May group health plans impose cost-sharing on out-of-network preventive care?


Issue:

Your company has a group health plan renewing in 2011, which currently has a 100-percent preventive benefit with a combined in- and out-of-network annual maximum of $450. In light of health care reform and its requirement to eliminate cost-sharing for preventive care, may you now maintain an out-of-network cap of $450 and remove the cap for in-network only?

Answer:    

Yes. The Employee Benefits Security Administration, the Internal Revenue Service, and the Department of Health and Human Services issued regulations under the Patient Protection and Affordable Care Act (PPACA) requiring private health plans to cover evidence-based preventive services and to eliminate cost-sharing for preventive care. New health policies beginning on or after September 23, 2010, must cover preventive services that have a strong scientific evidence of their health benefits. Also, plans can no longer charge a patient a copayment, coinsurance or deductible for these services when they are delivered by a network provider.

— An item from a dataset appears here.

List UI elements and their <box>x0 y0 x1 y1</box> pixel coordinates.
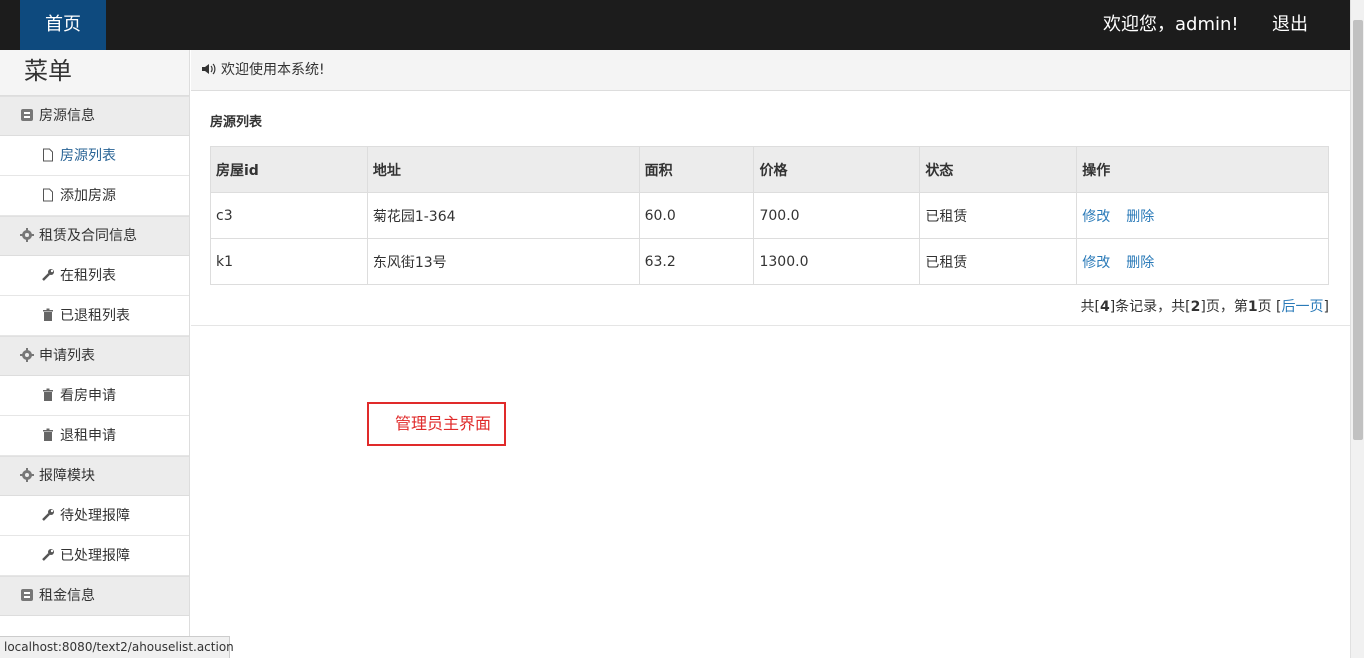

Covered preventive services include screenings for diabetes, high cholesterol and high blood pressure, tobacco cessation counseling, and certain routine vaccines.

However, under the PPACA's preventive care rules, a plan that has a network of providers is not required to provide required preventive services that are delivered by an out-of-network provider. In addition, a plan that has a network of providers may impose cost-sharing requirements for required preventive services that are delivered by an out-of-network provider. Therefore, yes, an employer can maintain an out-of-network cap of $450.